Description of problem: /var/log/audit.log is missing in recent builds. This makes it hard to debug selinux problems. It is around when the installer is launched.
<mburns> fabiand: i'm not seeing any libvirt logs... <fabiand> mburns, oh ... are you seeing audit.log? <mburns> no <fabiand> darn ... <mburns> hmm <fabiand> mburns, https://bugzilla.redhat.com/show_bug.cgi?id=953963 <mburns> actually, no logs at all <fabiand> mburns, I've seen this a while back ... maybe something with mounting changed .. <mburns> messages is empty <fabiand> mburns, messages can be due to journalctl <fabiand> mburns, does lsof | grep var/log give you something? <fabiand> mburns, It seems as if the daemons all start to write to the logfiles before we mount HostVG/Logging - so the logfiles are hidden when Logging is finally mounted <fabiand> mburns, if you comment out /var/log in fstab the logfiles appear <mburns> yes, i see ovirt.log getting written
There are two separate problems. First, the SELInux context is incorrect, which blocks logging from happening even if rsyslog is restarted. A fix for which is here: http://gerrit.ovirt.org/#/c/14662/ Secondly, there appears to be a problem with the way /var/log gets mounted, which is also present in 2.6.1. /var/log (appropriately) comes up early relatively early in the boot process, but the mount over from /var/lib/stateless/writable/var/log does not occur until after ovirt-post runs. Thus far, this is not correctable by RequiresMountFor=/var/log, running ovirt-early before rsyslog, issuing a "mount -a" from ovirt-early, etc. I'm currently checking the ordering/systemd debugging in 2.6.0 to find how mounting behaves when working in order to correct the second part of the problem.

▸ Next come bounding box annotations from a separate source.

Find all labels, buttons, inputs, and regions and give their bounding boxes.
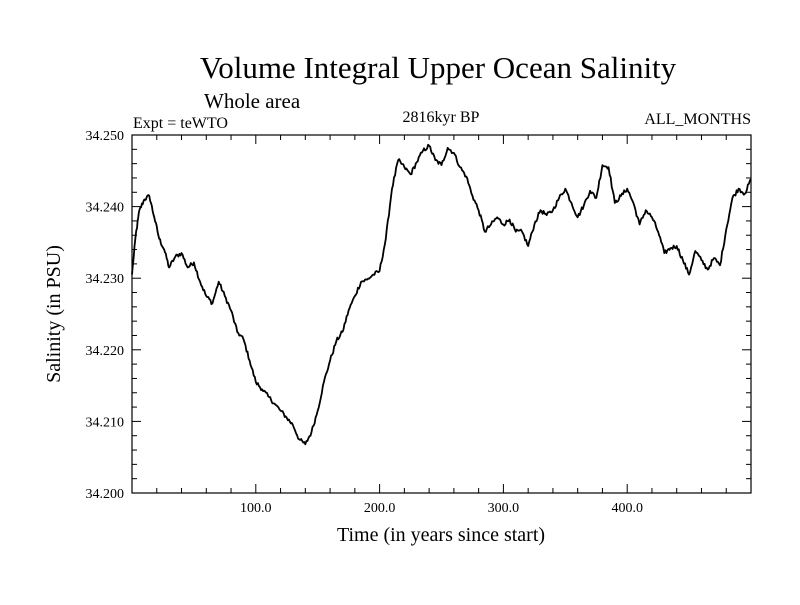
salinity-series-line [131, 143, 752, 446]
y-tick-label: 34.240 [86, 201, 125, 216]
experiment-label: Expt = teWTO [133, 115, 228, 132]
months-label: ALL_MONTHS [644, 111, 751, 128]
chart-subtitle: Whole area [204, 89, 301, 113]
y-tick-label: 34.230 [86, 272, 125, 287]
y-tick-label: 34.210 [86, 415, 125, 430]
x-tick-label: 300.0 [488, 501, 520, 516]
chart-title: Volume Integral Upper Ocean Salinity [200, 50, 677, 85]
y-axis-label: Salinity (in PSU) [43, 245, 65, 383]
plot-frame [131, 134, 752, 494]
y-axis: 34.200 34.210 34.220 34.230 34.240 34.250 [86, 129, 751, 502]
x-tick-label: 200.0 [364, 501, 396, 516]
x-tick-label: 100.0 [240, 501, 272, 516]
y-tick-label: 34.220 [86, 344, 125, 359]
y-tick-label: 34.250 [86, 129, 125, 144]
period-label: 2816kyr BP [403, 109, 480, 126]
x-axis-label: Time (in years since start) [337, 524, 545, 546]
y-tick-label: 34.200 [86, 487, 125, 502]
x-tick-label: 400.0 [611, 501, 643, 516]
x-axis: 100.0 200.0 300.0 400.0 [156, 135, 727, 516]
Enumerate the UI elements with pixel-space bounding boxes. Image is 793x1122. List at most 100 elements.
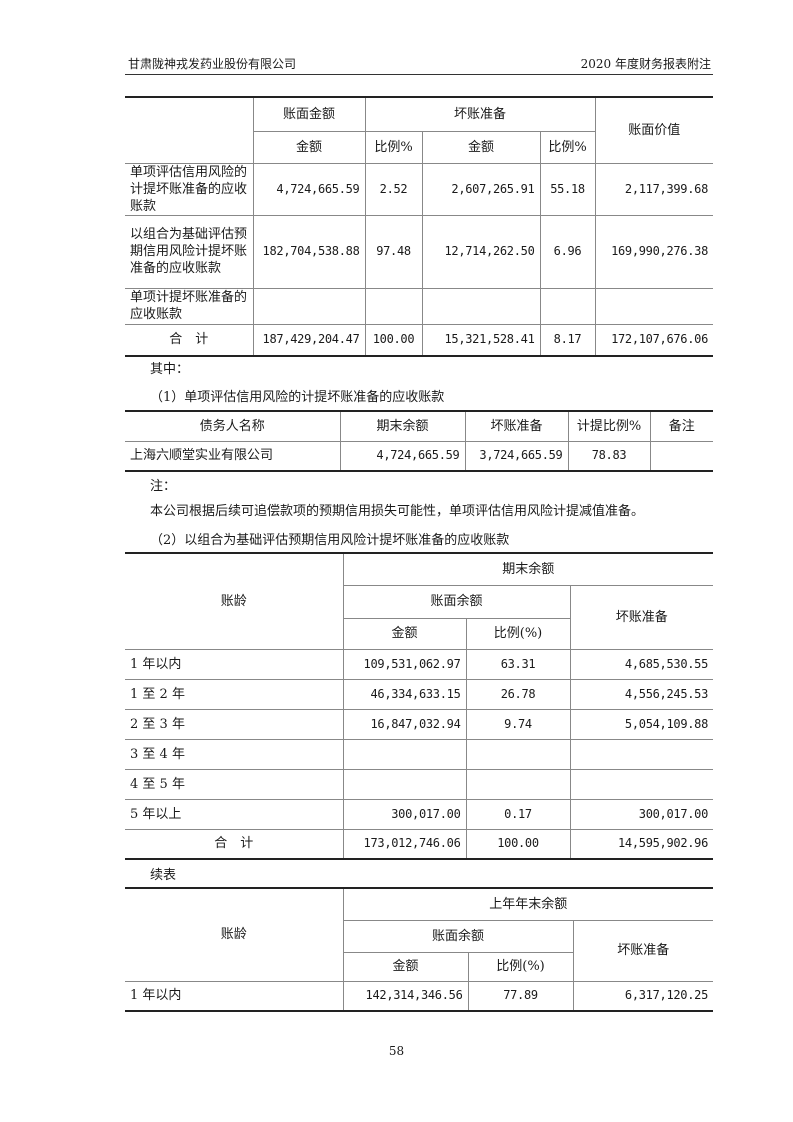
col-period-end: 期末余额 [342,552,714,586]
bad-debt-cell: 5,054,109.88 [569,708,714,740]
ratio-cell [364,287,423,325]
table-row: 3 至 4 年 [125,738,714,770]
col-bad-debt: 坏账准备 [569,584,714,650]
remarks [649,440,713,472]
debtor-name: 上海六顺堂实业有限公司 [125,440,341,472]
ratio-cell [465,768,571,800]
bad-debt-cell: 14,595,902.96 [569,828,714,860]
ratio-cell: 2.52 [364,162,423,216]
ratio-cell: 100.00 [364,323,423,357]
bad-amount-cell: 15,321,528.41 [421,323,541,357]
age-label: 2 至 3 年 [125,708,344,740]
ratio-cell: 97.48 [364,214,423,289]
amount-cell: 142,314,346.56 [342,980,469,1012]
ratio-cell [465,738,571,770]
col-bad-debt: 坏账准备 [572,919,714,982]
bad-debt-cell [569,768,714,800]
amount-cell: 173,012,746.06 [342,828,467,860]
age-label: 1 年以内 [125,980,344,1012]
ratio-cell: 9.74 [465,708,571,740]
age-label: 1 至 2 年 [125,678,344,710]
col-ratio: 比例% [364,130,423,164]
corner-cell [125,96,254,164]
individual-debtor-table: 债务人名称 期末余额 坏账准备 计提比例% 备注 上海六顺堂实业有限公司 4,724,66… [125,410,713,472]
bad-amount-cell [421,287,541,325]
col-ratio: 比例(%) [465,617,570,650]
col-age: 账龄 [125,887,344,982]
header-divider [125,74,713,75]
amount-cell: 182,704,538.88 [252,214,366,289]
amount-cell [342,738,467,770]
col-prior-year-end: 上年年末余额 [342,887,714,921]
bad-ratio-cell: 8.17 [539,323,596,357]
table-row: 单项计提坏账准备的应收账款 [125,287,714,325]
receivables-summary-table: 账面金额 坏账准备 账面价值 金额 比例% 金额 比例% 单项评估信用风险的计提… [125,96,714,357]
amount-cell: 109,531,062.97 [342,648,467,680]
book-value-cell: 172,107,676.06 [594,323,714,357]
bad-amount-cell: 2,607,265.91 [421,162,541,216]
column-header: 计提比例% [567,410,651,442]
amount-cell: 46,334,633.15 [342,678,467,710]
bad-debt-provision: 3,724,665.59 [464,440,569,472]
table-row: 上海六顺堂实业有限公司 4,724,665.59 3,724,665.59 78.83 [125,440,713,472]
provision-ratio: 78.83 [567,440,651,472]
table-row: 1 年以内 142,314,346.56 77.89 6,317,120.25 [125,980,714,1012]
table-row: 合 计 173,012,746.06 100.00 14,595,902.96 [125,828,714,860]
col-age: 账龄 [125,552,344,650]
row-label: 单项计提坏账准备的应收账款 [125,287,254,325]
among-label: 其中： [150,362,190,377]
amount-cell: 16,847,032.94 [342,708,467,740]
col-bad-debt: 坏账准备 [364,96,596,132]
report-title: 2020 年度财务报表附注 [580,57,711,71]
amount-cell: 187,429,204.47 [252,323,366,357]
table-row: 1 年以内 109,531,062.97 63.31 4,685,530.55 [125,648,714,680]
book-value-cell [594,287,714,325]
company-name: 甘肃陇神戎发药业股份有限公司 [128,57,297,71]
ratio-cell: 63.31 [465,648,571,680]
table-row: 4 至 5 年 [125,768,714,800]
book-value-cell: 169,990,276.38 [594,214,714,289]
bad-ratio-cell: 6.96 [539,214,596,289]
age-label: 3 至 4 年 [125,738,344,770]
table-row: 合 计 187,429,204.47 100.00 15,321,528.41 8.17… [125,323,714,357]
table-row: 以组合为基础评估预期信用风险计提坏账准备的应收账款 182,704,538.88 9… [125,214,714,289]
col-amount: 金额 [343,617,467,650]
note-label: 注： [150,479,177,494]
bad-debt-cell: 4,556,245.53 [569,678,714,710]
row-label: 以组合为基础评估预期信用风险计提坏账准备的应收账款 [125,214,254,289]
bad-debt-cell: 4,685,530.55 [569,648,714,680]
col-amount: 金额 [343,951,469,982]
col-ratio: 比例(%) [467,951,573,982]
table-row: 1 至 2 年 46,334,633.15 26.78 4,556,245.53 [125,678,714,710]
row-label: 单项评估信用风险的计提坏账准备的应收账款 [125,162,254,216]
aging-table-prior-year: 账龄 上年年末余额 账面余额 坏账准备 金额 比例(%) 1 年以内 142,31… [125,887,714,1012]
column-header: 坏账准备 [464,410,569,442]
col-book-balance: 账面金额 [252,96,366,132]
amount-cell: 300,017.00 [342,798,467,830]
bad-ratio-cell [539,287,596,325]
table-row: 5 年以上 300,017.00 0.17 300,017.00 [125,798,714,830]
age-label: 5 年以上 [125,798,344,830]
bad-debt-cell: 300,017.00 [569,798,714,830]
table-row: 2 至 3 年 16,847,032.94 9.74 5,054,109.88 [125,708,714,740]
column-header: 期末余额 [339,410,466,442]
col-book-value: 账面价值 [594,96,714,164]
section-2-title: （2）以组合为基础评估预期信用风险计提坏账准备的应收账款 [150,533,510,548]
amount-cell [252,287,366,325]
continued-label: 续表 [150,868,177,883]
ratio-cell: 0.17 [465,798,571,830]
table-row: 单项评估信用风险的计提坏账准备的应收账款 4,724,665.59 2.52 2,60… [125,162,714,216]
col-book-balance: 账面余额 [343,584,571,619]
page-number: 58 [388,1044,405,1058]
book-value-cell: 2,117,399.68 [594,162,714,216]
section-1-title: （1）单项评估信用风险的计提坏账准备的应收账款 [150,390,445,405]
amount-cell [342,768,467,800]
bad-debt-cell: 6,317,120.25 [572,980,714,1012]
ratio-cell: 77.89 [467,980,574,1012]
bad-ratio-cell: 55.18 [539,162,596,216]
ratio-cell: 26.78 [465,678,571,710]
col-bad-ratio: 比例% [539,130,596,164]
col-amount: 金额 [253,130,366,164]
amount-cell: 4,724,665.59 [252,162,366,216]
column-header: 备注 [649,410,713,442]
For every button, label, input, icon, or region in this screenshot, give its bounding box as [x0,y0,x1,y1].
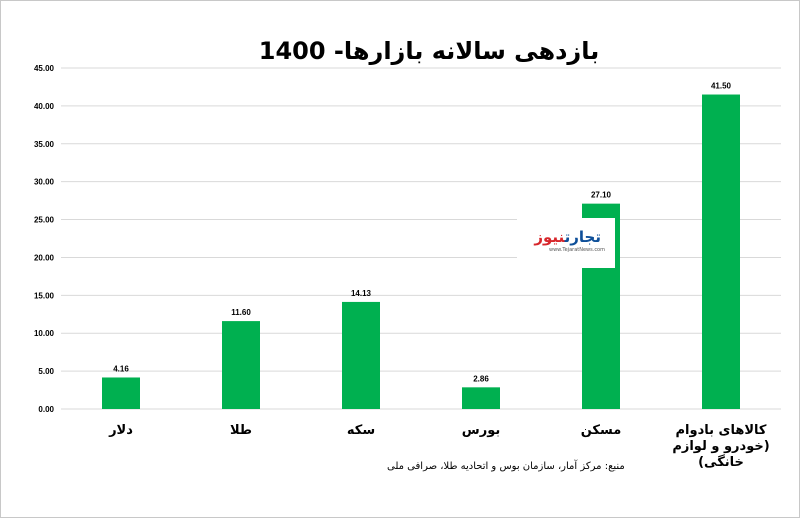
data-label: 27.10 [591,191,612,200]
data-label: 2.86 [473,374,489,383]
x-tick-label: سکه [347,423,375,438]
bar [342,301,380,409]
y-tick-label: 20.00 [34,253,55,262]
y-tick-label: 5.00 [38,367,54,376]
y-tick-label: 40.00 [34,102,55,111]
y-tick-label: 25.00 [34,216,55,225]
bar [222,321,260,409]
data-labels: 4.16 11.60 14.13 2.86 27.10 41.50 [113,82,731,384]
x-tick-label: طلا [230,423,252,438]
data-label: 41.50 [711,82,732,91]
data-label: 11.60 [231,308,251,317]
y-tick-label: 10.00 [34,329,55,338]
chart-title: بازدهی سالانه بازارها- 1400 [259,37,600,65]
watermark-brand: تجارتنیوز [517,218,615,246]
watermark-brand-part1: تجارت [564,228,601,246]
watermark-brand-part2: نیوز [534,228,565,246]
bar [462,387,500,409]
y-tick-label: 15.00 [34,291,55,300]
gridlines [61,67,781,410]
watermark-url: www.TejaratNews.com [549,247,605,253]
x-tick-label: کالاهای بادوام [676,423,767,438]
y-tick-label: 0.00 [38,405,54,414]
bar [702,94,740,410]
x-tick-label: (خودرو و لوازم [672,439,769,454]
source-note: منبع: مرکز آمار، سازمان بوس و اتحادیه طل… [387,459,625,472]
y-axis-ticks: 0.00 5.00 10.00 15.00 20.00 25.00 30.00 35.00 40… [34,64,55,414]
y-tick-label: 35.00 [34,140,55,149]
bars [102,94,740,410]
bar [102,377,140,409]
y-tick-label: 30.00 [34,178,55,187]
x-tick-label: خانگی) [698,454,744,470]
data-label: 4.16 [113,364,129,373]
x-tick-label: مسکن [581,423,622,438]
data-label: 14.13 [351,289,372,298]
x-axis-labels: دلار طلا سکه بورس مسکن کالاهای بادوام(خودرو و… [108,423,770,470]
watermark-logo: تجارتنیوز www.TejaratNews.com [517,218,615,268]
x-tick-label: دلار [108,423,133,438]
x-tick-label: بورس [462,423,500,438]
y-tick-label: 45.00 [34,64,55,73]
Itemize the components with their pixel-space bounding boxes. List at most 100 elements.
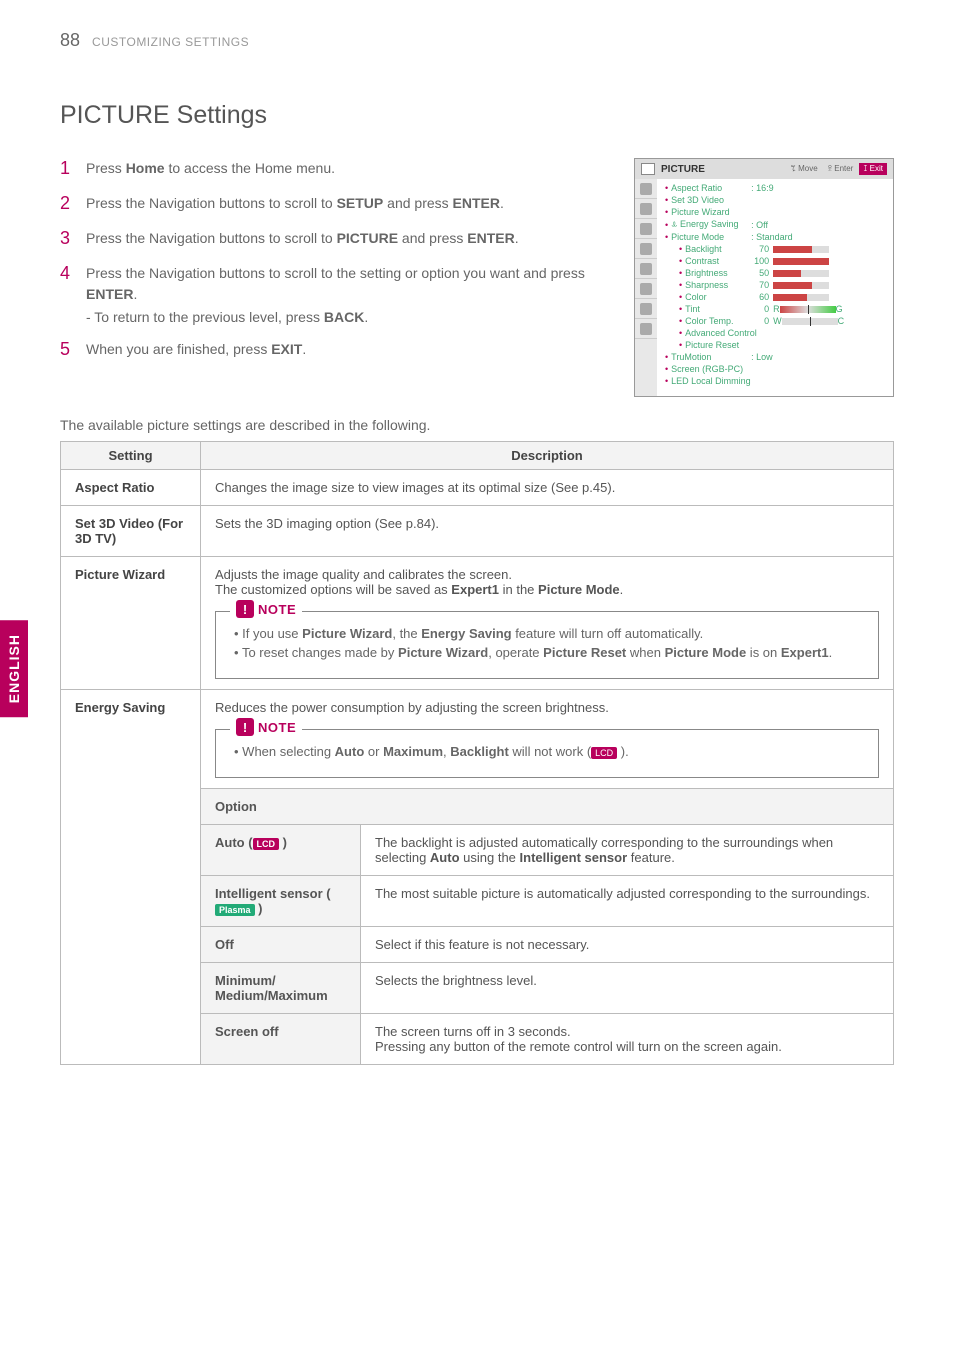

Secondarily: http://gerrit.ovirt.org/#/c/14663/ There appears to be a race condition in service startup which delays visibility of /var/lib/stateless/writable/var/log. This is a temporary fix which makes sure that /var/log wins the race against rsyslog every time. I'll continue to investigate on Monday to find the root cause.
Ryan, Mike, I suppose we could solve this particular problem if we added the Logging entry to fstab at buildtime. But this is only a workaround to this particular problem. I wonder if it would help if we split out our custom persistence stuff and try to run it before the local-fs.target. Or if we avoid this and wait for the union mounts to land.
Fabian, We only need to get it mounted before auditd and rsyslog, both of which come up in multi-user. We shouldn't need to get into local-fs for this, but with the details of the problem somewhat clearer, I hope to have a better fix today.
Ryan, the fixes in gerrit look good. And yes, if it's only those two services that are affected then it's enough to adjust the order of execution.
The fix for this patch has been merged and is present in the released ovirt-node-3.0.0.